Sozialgerichtliches Verfahren - Nichtzulassungsbeschwerde - Verfahrensmangel - Ausschließung von Richtern - Mitwirkung im früheren Rechtszug - Aufhebung und Zurückverweisung

SozialrechtSozialgerichtsverfahrenRechtsmittelrechtVerworfen

KI-Zusammenfassung

Der Kläger rügt die Nichtzulassung der Revision gegen ein LSG-Urteil und beruft sich auf grundsätzliche Bedeutung, Abweichung von BSG-Rechtsprechung sowie auf eine fehlerhafte Richterbesetzung. Das BSG verwirft die Beschwerde als unzulässig, weil die Zulassungsgründe (§160a Abs.2 SGG) nicht hinreichend dargelegt sind. Divergenz und Verfahrensmängel wurden nicht konkretisiert; auch die Rüge nach §41 ZPO und §103 SGG ist unschlüssig. Kosten werden nicht erstattet.

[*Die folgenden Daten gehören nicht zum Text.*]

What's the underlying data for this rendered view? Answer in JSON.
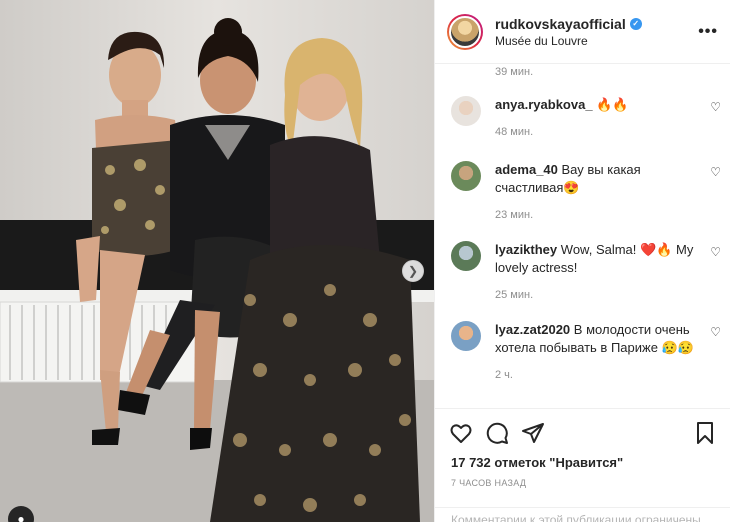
{
  "post": {
    "username": "rudkovskayaofficial",
    "location": "Musée du Louvre",
    "more_label": "•••",
    "verified_mark": "✓"
  },
  "photo": {
    "next_arrow": "❯",
    "tag_icon": "person-icon"
  },
  "comments_top_time": "39 мин.",
  "comments": [
    {
      "user": "anya.ryabkova_",
      "text": "",
      "emojis": "🔥🔥",
      "time": "48 мин."
    },
    {
      "user": "adema_40",
      "text": "Вау вы какая счастливая",
      "emojis": "😍",
      "time": "23 мин."
    },
    {
      "user": "lyazikthey",
      "text": "Wow, Salma! ❤️🔥 My lovely actress!",
      "emojis": "",
      "time": "25 мин."
    },
    {
      "user": "lyaz.zat2020",
      "text": "В молодости очень хотела побывать в Париже 😥😥",
      "emojis": "",
      "time": "2 ч."
    }
  ],
  "actions": {
    "likes": "17 732 отметок \"Нравится\"",
    "posted_ago": "7 ЧАСОВ НАЗАД",
    "comment_notice": "Комментарии к этой публикации ограничены"
  },
  "colors": {
    "verified": "#3897f0",
    "border": "#efefef",
    "muted": "#8e8e8e",
    "like_red": "#ed4956"
  }
}
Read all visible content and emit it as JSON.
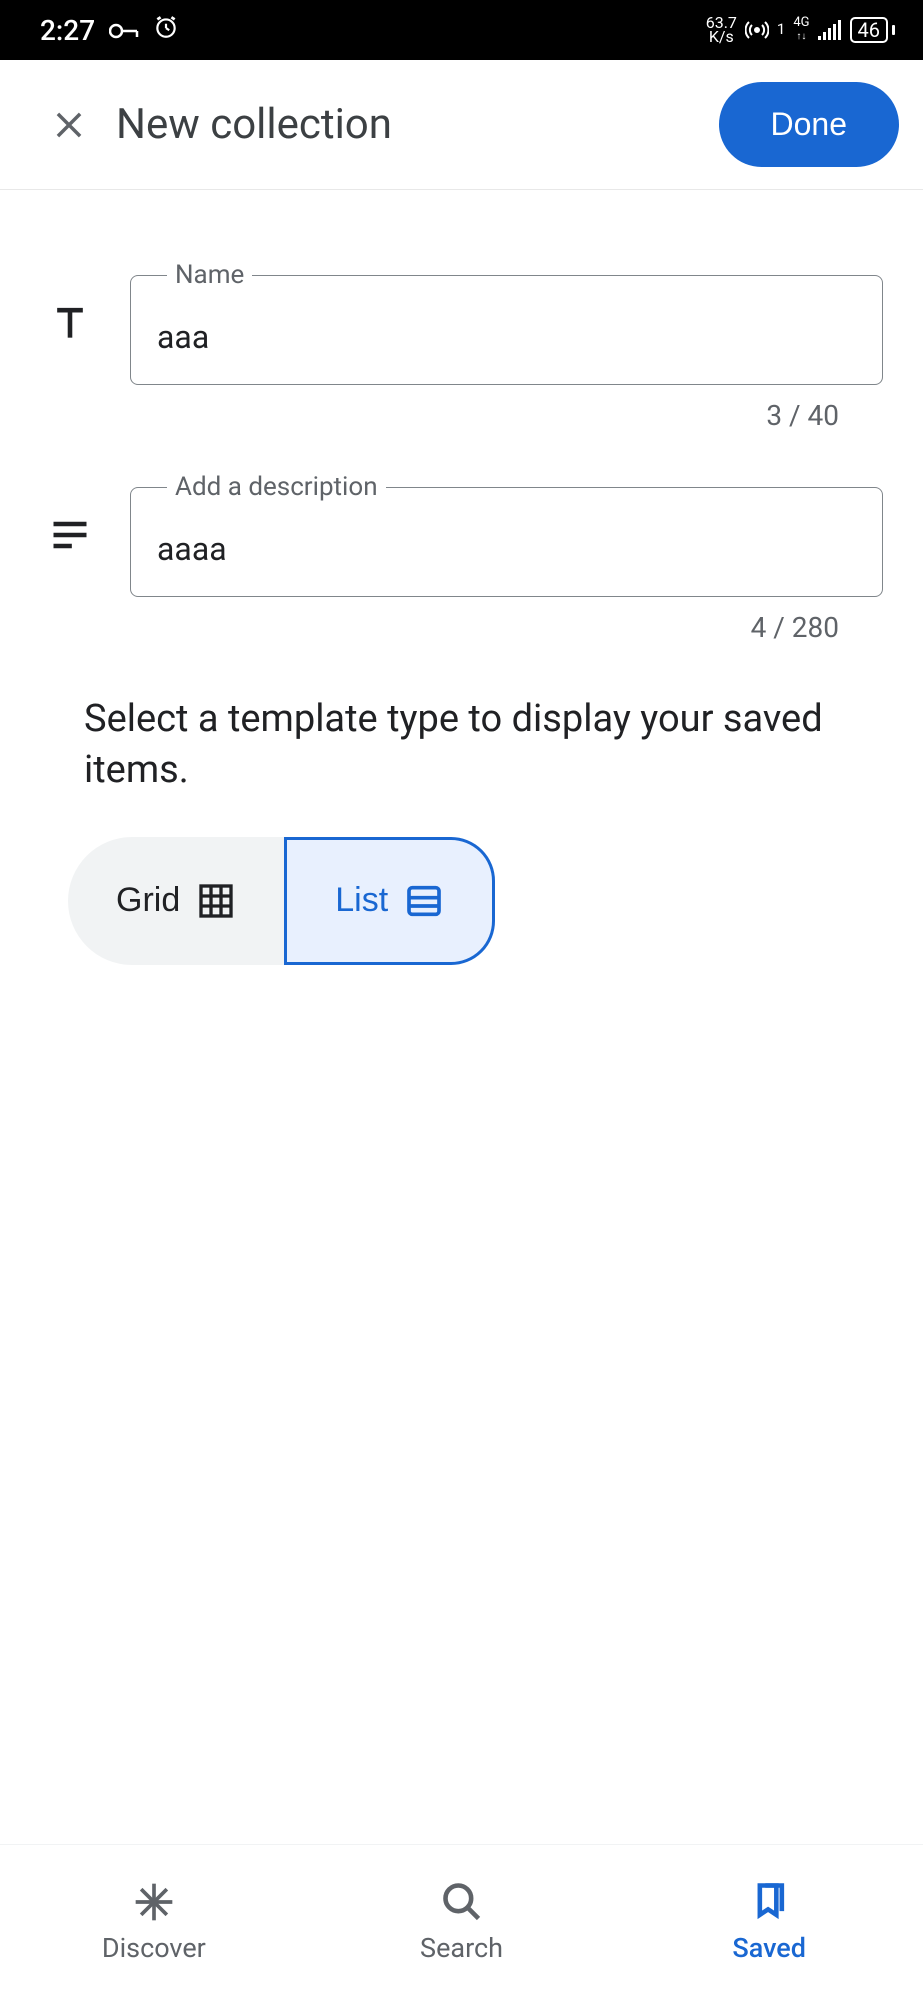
{
  "status_bar": {
    "time": "2:27",
    "network_speed_top": "63.7",
    "network_speed_bottom": "K/s",
    "sim": "1",
    "network_type": "4G",
    "battery": "46"
  },
  "header": {
    "title": "New collection",
    "done_label": "Done"
  },
  "name_field": {
    "label": "Name",
    "value": "aaa",
    "counter": "3 / 40"
  },
  "desc_field": {
    "label": "Add a description",
    "value": "aaaa",
    "counter": "4 / 280"
  },
  "template": {
    "prompt": "Select a template type to display your saved items.",
    "grid_label": "Grid",
    "list_label": "List"
  },
  "bottom_nav": {
    "discover": "Discover",
    "search": "Search",
    "saved": "Saved"
  }
}
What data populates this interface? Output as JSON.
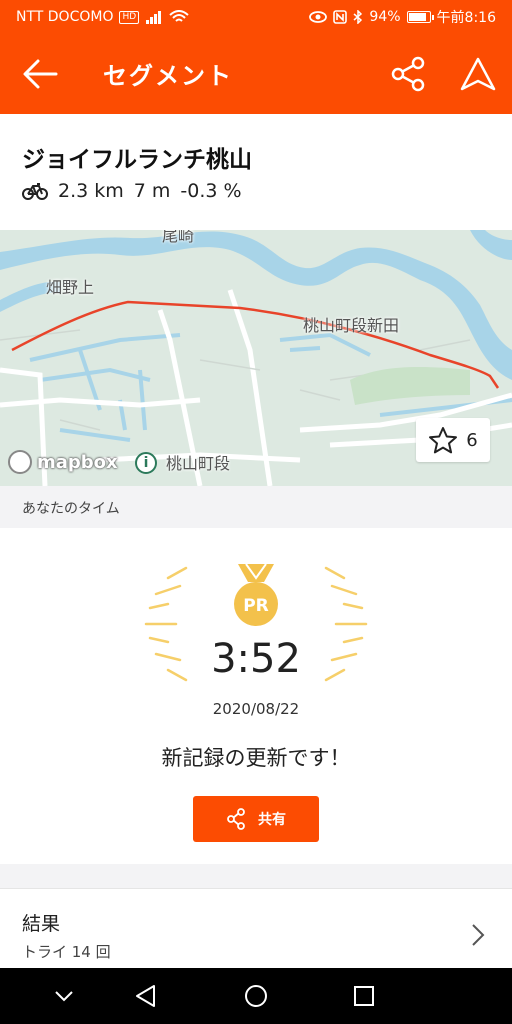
{
  "status_bar": {
    "carrier": "NTT DOCOMO",
    "network_badge": "HD",
    "battery": "94%",
    "battery_level": 0.94,
    "time": "午前8:16"
  },
  "app_bar": {
    "title": "セグメント",
    "icons": [
      "back-arrow-icon",
      "share-icon",
      "navigate-icon"
    ]
  },
  "segment": {
    "name": "ジョイフルランチ桃山",
    "distance": "2.3 km",
    "elevation": "7 m",
    "grade": "-0.3 %"
  },
  "map": {
    "labels": [
      "尾崎",
      "畑野上",
      "桃山町段新田",
      "桃山町段"
    ],
    "attribution": "mapbox",
    "star_count": "6",
    "route_color": "#e8442a"
  },
  "your_time": {
    "section_label": "あなたのタイム",
    "badge": "PR",
    "time": "3:52",
    "date": "2020/08/22",
    "message": "新記録の更新です！",
    "share_label": "共有"
  },
  "results": {
    "title": "結果",
    "subtitle": "トライ 14 回"
  },
  "colors": {
    "brand": "#fc4c02",
    "medal": "#f3c14b",
    "rays": "#f6cf6a"
  }
}
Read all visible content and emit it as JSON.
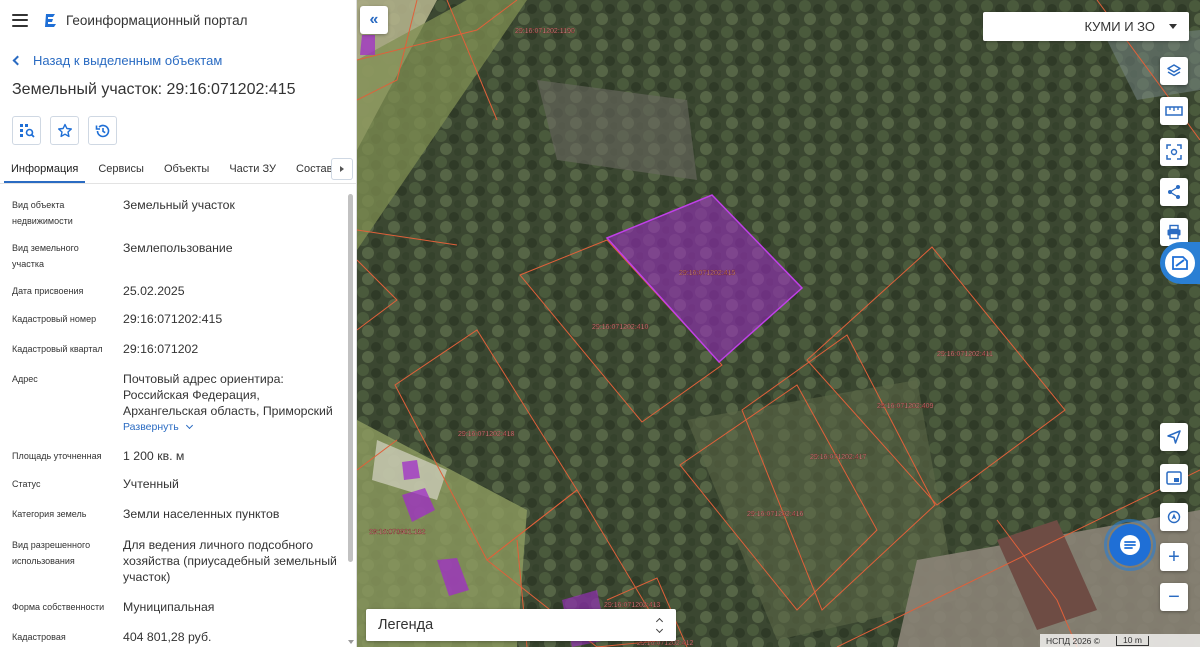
{
  "header": {
    "app_title": "Геоинформационный портал",
    "menu_icon": "menu-icon",
    "logo_icon": "portal-logo"
  },
  "panel": {
    "back_label": "Назад к выделенным объектам",
    "object_title": "Земельный участок: 29:16:071202:415",
    "tools": [
      "select-area-icon",
      "star-icon",
      "history-icon"
    ],
    "tabs": [
      "Информация",
      "Сервисы",
      "Объекты",
      "Части ЗУ",
      "Состав"
    ],
    "active_tab": "Информация",
    "properties": [
      {
        "label": "Вид объекта недвижимости",
        "value": "Земельный участок"
      },
      {
        "label": "Вид земельного участка",
        "value": "Землепользование"
      },
      {
        "label": "Дата присвоения",
        "value": "25.02.2025"
      },
      {
        "label": "Кадастровый номер",
        "value": "29:16:071202:415"
      },
      {
        "label": "Кадастровый квартал",
        "value": "29:16:071202"
      },
      {
        "label": "Адрес",
        "value": "Почтовый адрес ориентира: Российская Федерация, Архангельская область, Приморский"
      },
      {
        "label": "Площадь уточненная",
        "value": "1 200 кв. м"
      },
      {
        "label": "Статус",
        "value": "Учтенный"
      },
      {
        "label": "Категория земель",
        "value": "Земли населенных пунктов"
      },
      {
        "label": "Вид разрешенного использования",
        "value": "Для ведения личного подсобного хозяйства (приусадебный земельный участок)"
      },
      {
        "label": "Форма собственности",
        "value": "Муниципальная"
      },
      {
        "label": "Кадастровая",
        "value": "404 801,28 руб."
      }
    ],
    "expand_label": "Развернуть"
  },
  "map": {
    "layer_select": "КУМИ И ЗО",
    "legend_label": "Легенда",
    "attribution": "НСПД 2026 ©",
    "scale_label": "10 m",
    "zoom_in": "+",
    "zoom_out": "−",
    "parcel_labels": [
      "29:16:071202:1190",
      "29:16:071202:415",
      "29:16:071202:410",
      "29:16:071202:411",
      "29:16:071202:409",
      "29:16:071202:417",
      "29:16:071202:418",
      "29:16:071202:416",
      "29:16:070901:182",
      "29:16:071202:413",
      "29:16:071202:412"
    ],
    "right_controls": [
      "layers-icon",
      "ruler-icon",
      "area-select-icon",
      "share-icon",
      "print-icon",
      "active-tool-icon",
      "locate-icon",
      "minimap-icon",
      "geolocation-icon"
    ],
    "colors": {
      "accent": "#2a6bc2",
      "selected_parcel": "#a02cc8",
      "parcel_border": "#e0603a"
    }
  }
}
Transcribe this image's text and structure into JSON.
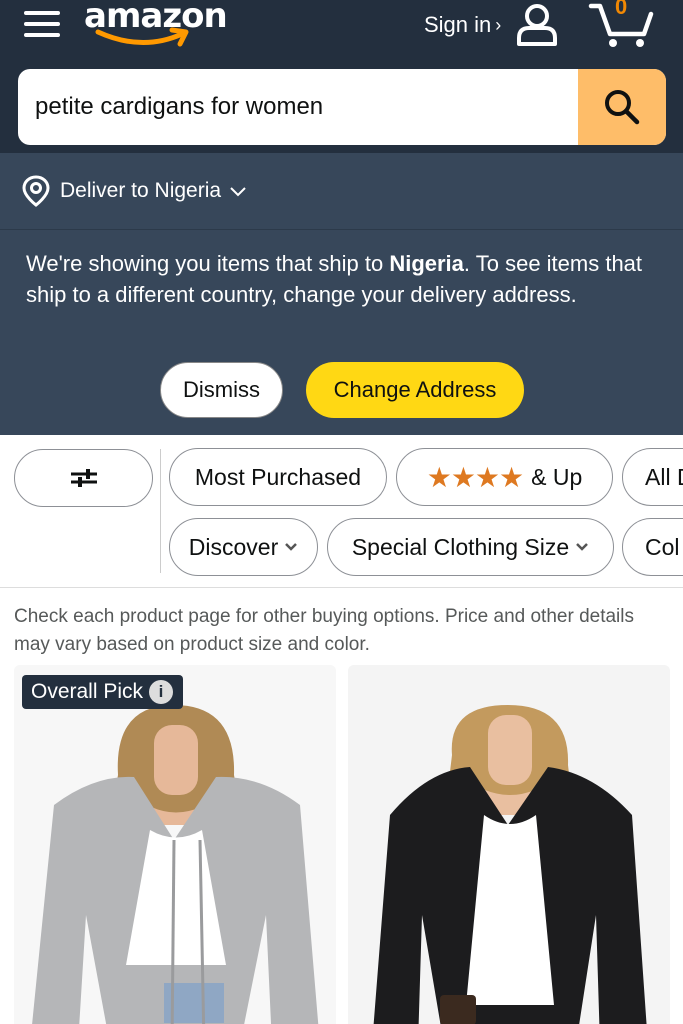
{
  "header": {
    "logo_text": "amazon",
    "signin_label": "Sign in",
    "signin_chevron": "›",
    "cart_count": "0",
    "colors": {
      "nav_bg": "#232f3e",
      "sub_bg": "#37475a",
      "search_btn": "#febd69",
      "logo_smile": "#ff9900",
      "cart_count": "#f08804"
    }
  },
  "search": {
    "value": "petite cardigans for women",
    "icon": "search-icon"
  },
  "deliver": {
    "label": "Deliver to Nigeria",
    "icon": "location-pin-icon"
  },
  "notice": {
    "text_before": "We're showing you items that ship to ",
    "country": "Nigeria",
    "text_after": ". To see items that ship to a different country, change your delivery address.",
    "dismiss_label": "Dismiss",
    "change_label": "Change Address",
    "colors": {
      "change_btn": "#ffd814"
    }
  },
  "filters": {
    "row1": [
      "Most Purchased",
      "& Up",
      "All D"
    ],
    "row2": [
      "Discover",
      "Special Clothing Size",
      "Col"
    ],
    "stars": "★★★★",
    "filter_icon": "sliders-icon",
    "colors": {
      "stars": "#de7921"
    }
  },
  "disclaimer": "Check each product page for other buying options. Price and other details may vary based on product size and color.",
  "products": [
    {
      "badge": "Overall Pick",
      "badge_icon": "info-icon",
      "info_glyph": "i",
      "cardigan_color": "#b5b6b8"
    },
    {
      "cardigan_color": "#1c1c1e"
    }
  ]
}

Ausgang: Beschwerde gegen Nichtzulassung der Revision als unzulässig verworfen mangels hinreichender Begründung (§160a Abs.2 SGG) und unschlüssiger Verfahrensrügen

Abstrakte Rechtssätze

1

Die Nichtzulassung der Revision setzt voraus, dass die Zulassungsgründe (grundsätzliche Bedeutung, Divergenz oder Verfahrensmangel) nach §160 Abs.2 SGG konkret und substantiiert gemäß §160a Abs.2 SGG dargelegt und begründet werden.

2

Eine Divergenz i.S. des §160 Abs.2 Nr.2 SGG liegt nur vor, wenn das LSG einen tragenden abstrakten Rechtssatz aufstellt, der in Widerspruch zu einem abstrakten Rechtssatz des BSG, GmSOGB oder BVerfG steht; rein abweichende Tatsachenwürdigung genügt nicht.

3

Der Ausschluss eines Richters nach §41 Nr.6 ZPO bedarf der Mitwirkung in einem früheren Rechtszug; die bloße Mitwirkung an einer früheren Entscheidung derselben Instanz, die durch Aufhebung und Zurückverweisung wiedereröffnet wurde, begründet keinen Ausschluss.

4

Die Verletzung der Amtsermittlungspflicht (§103 SGG) begründet nur dann einen Verfahrensmangel i.S. des §160 Abs.2 Nr.3 SGG, wenn konkret dargelegt wird, dass ein Beweisantrag ohne hinreichende Begründung zurückgewiesen wurde; pauschale Hinweise auf "angebotene Beweise" und unbenannte Zeugen genügen nicht.

Relevante Normen
§ 160 Abs 2 Nr 3 SGG§ 160a Abs 2 S 3 SGG§ 46 Nr 6 ZPO§ 41 Nr. 6 ZPO§ 160a Abs. 4 Satz 1 Halbsatz 2 SGG in Verbindung mit § 169 SGG§ 160 Abs. 2 SGG

Vorinstanzen

vorgehend SG Karlsruhe, 11. August 2010, Az: S 6 AL 731/09, Urteil

vorgehend Landessozialgericht Baden-Württemberg, 23. März 2012, Az: L 8 AL 4638/10, Urteil

vorgehend BSG, 4. Juni 2013, Az: B 11 AL 38/12 B, Beschluss

vorgehend Landessozialgericht Baden-Württemberg, 19. Dezember 2014, Az: L 8 AL 2718/13 ZVW, Urteil

Tenor

Die Beschwerde des Klägers gegen die Nichtzulassung der Revision im Urteil des Landessozialgerichts Baden-Württemberg vom 19. Dezember 2014 wird als unzulässig verworfen.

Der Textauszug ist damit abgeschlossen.